Whether you’re a woman who’s interested in dating other women, or you’re just curious about sex in general, you probably have questions about lesbian sex.
“Lesbian sex” is a pretty broad term, but most people mean “sex between two women” when they use the term, even if the women involved might be bisexual or pansexual rather than lesbians.
Most of the time, the only images we see of lesbian sex come from porn, which (as with all sex) isn’t the greatest place to learn.
Read on for answers to 7 questions about lesbian sex and find out about things you always wanted to ask but were too embarrassed:
1. What do two women do in bed anyway?
The simple answer is, lesbian sex is as varied as sex between partners of any gender.
People have their preferences, and there is no specific set of activities that equals “lesbian sex” for every couple. Some lesbians use strap-ons or, in the case of some trans lesbians with penises, “big cocks” for penetrative sex.
Oral sex features prominently in the sex lives of many lesbians.
Kissing, stroking, cuddling, mutual masturbation, BDSM – lesbian sex runs the same gamut that heterosexual sex or sex between men runs.
It really depends on the people involved.
2. What’s the deal with scissoring?
This is probably at the top of questions about lesbian sex that people always want to ask.
Scissoring, more correctly called tribbing (short for tribadism), often seems like a mythical lesbian sex act. Many queer women are even confused by how you’re supposed to do it.
Essentially, scissoring or tribbing involves stimulation of your partner’s clitoris and vulva with any part of your body other than hands or mouth – thigh, vulva, arm, as you move against each other.
It’s often a case of mutual stimulation, and the friction and pressure are what feels good.
This can take place in any position. You don’t have to emulate an actual pair of scissors unless you want to and are flexible enough! – so don’t think too hard about it.
3. Which one of you is the guy?
Neither person involved in lesbian sex is “the guy” unless that person also identifies as a “guy” outside the bedroom.
Our scripts for sex in Western culture are very heteronormative which is based on the idea of sex between a man and a woman. It is the only “right” way and thus all other sex must try to mirror heterosexual sex.
Even if a woman is using a strap-on to penetrate her partner (or is a trans woman using her own penis), that woman is not “the guy” during lesbian sex.
Lesbian couples negotiate gender in a lot of different ways, both in the bedroom and outside of it, but there doesn’t need to be a “guy” and a “girl” in any of those places.
4. How common is oral sex?
About as common as in heterosexual relationships, if not more so. That said, not all lesbian couples engage in oral sex every time they have sex, or even at all.
Oral sex is either cunnilingus (oral stimulation of the vulva and clitoris) or analingus (oral stimulation of the anus and perineum). It is a great way to give pleasure and bring on those multiple orgasms many women experience.
5. Lesbian sex is automatically “safe sex,” right?
No, no, no! While transmission of some STIs, especially HIV, is much less likely between women (especially between cisgender women), it’s still possible to contract at STI through lesbian sex.

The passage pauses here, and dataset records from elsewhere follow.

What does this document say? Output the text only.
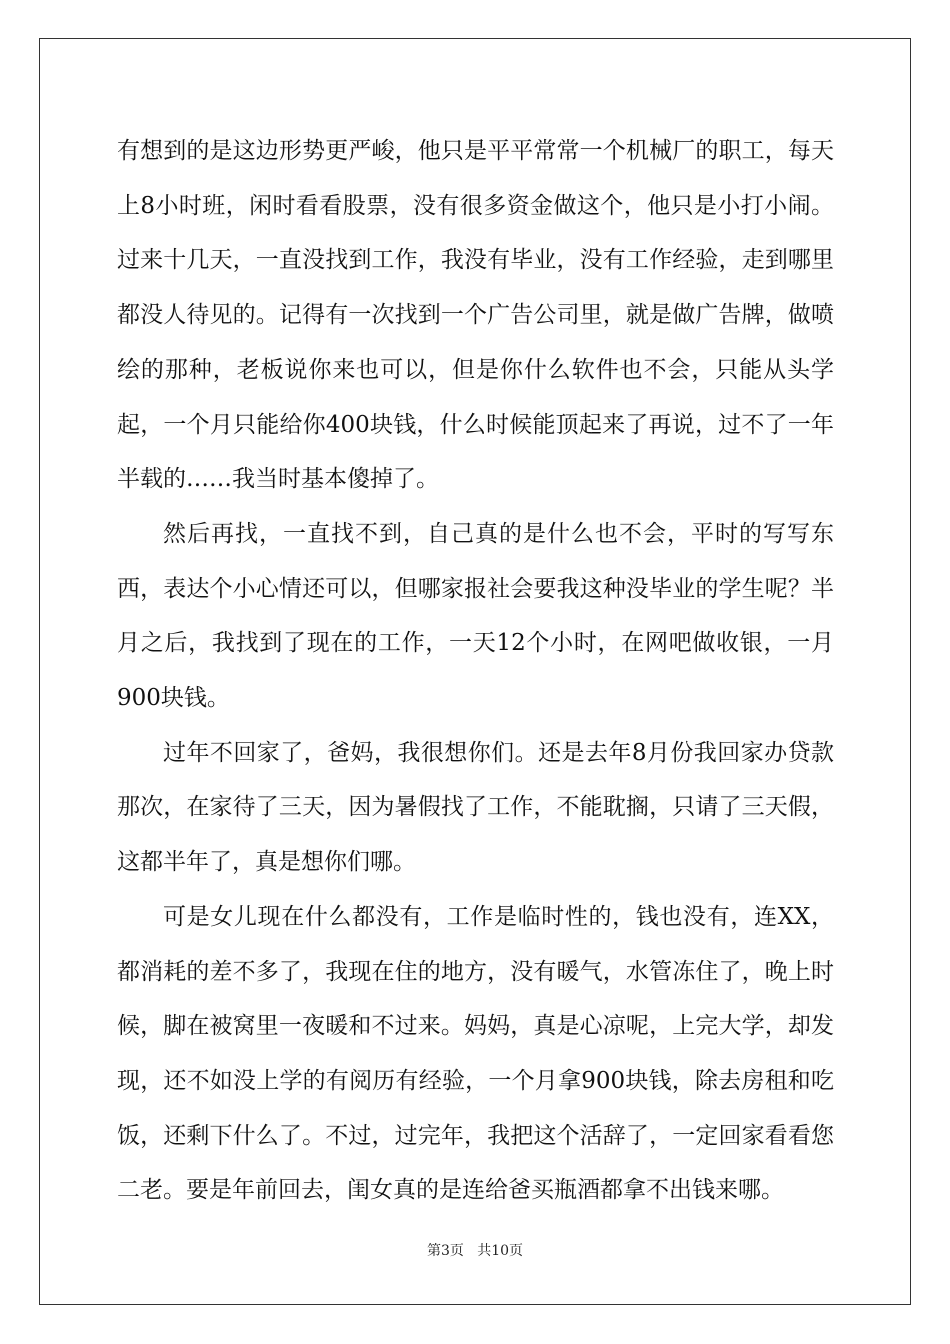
有想到的是这边形势更严峻，他只是平平常常一个机械厂的职工，每天上8小时班，闲时看看股票，没有很多资金做这个，他只是小打小闹。过来十几天，一直没找到工作，我没有毕业，没有工作经验，走到哪里都没人待见的。记得有一次找到一个广告公司里，就是做广告牌，做喷绘的那种，老板说你来也可以，但是你什么软件也不会，只能从头学起，一个月只能给你400块钱，什么时候能顶起来了再说，过不了一年半载的……我当时基本傻掉了。

然后再找，一直找不到，自己真的是什么也不会，平时的写写东西，表达个小心情还可以，但哪家报社会要我这种没毕业的学生呢？半月之后，我找到了现在的工作，一天12个小时，在网吧做收银，一月900块钱。

过年不回家了，爸妈，我很想你们。还是去年8月份我回家办贷款那次，在家待了三天，因为暑假找了工作，不能耽搁，只请了三天假，这都半年了，真是想你们哪。

可是女儿现在什么都没有，工作是临时性的，钱也没有，连XX，都消耗的差不多了，我现在住的地方，没有暖气，水管冻住了，晚上时候，脚在被窝里一夜暖和不过来。妈妈，真是心凉呢，上完大学，却发现，还不如没上学的有阅历有经验，一个月拿900块钱，除去房租和吃饭，还剩下什么了。不过，过完年，我把这个活辞了，一定回家看看您二老。要是年前回去，闺女真的是连给爸买瓶酒都拿不出钱来哪。

第3页   共10页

It’s a common misconception that you don’t need to use protection during lesbian sex, but it’s just as important to play safe as it is in other forms of sex.
Dental dams, latex or vinyl gloves, and condoms should definitely be used, especially with a new partner.
6. What’s fisting? Do people really do that?
Fisting is the practice of inserting one’s whole hand, gradually, into your partner’s vagina (or anus, but typically in lesbian couples, it’s vaginal).
This can bring intense pleasure, but it can also cause damage to the vaginal walls if done improperly. It’s definitely not for everyone, and not every lesbian or queer woman has done it or wants to do it.
If you want to explore fisting, there are good guides out there in book form and on the web.
Long story short – use lots of lube, go slow, and check in with your partner.
7. How do you know when you’re “done”?
Unlike heterosexual sex, which usually ends when the man ejaculates, lesbian sex doesn’t have a logical “end point.”
Studies show that lesbians have sex for longer per session than their straight counterparts, and the ability of most women to have multiple orgasms means that sex can keep going and going and going.
Essentially, lesbian sex concludes when both partners have gotten what they hoped to get – orgasms and closeness. Both partners don’t have to orgasm, though they often do.
Each couple and each session has its own point of being “done.” Essentially, lesbian sex is done when everyone involved says so.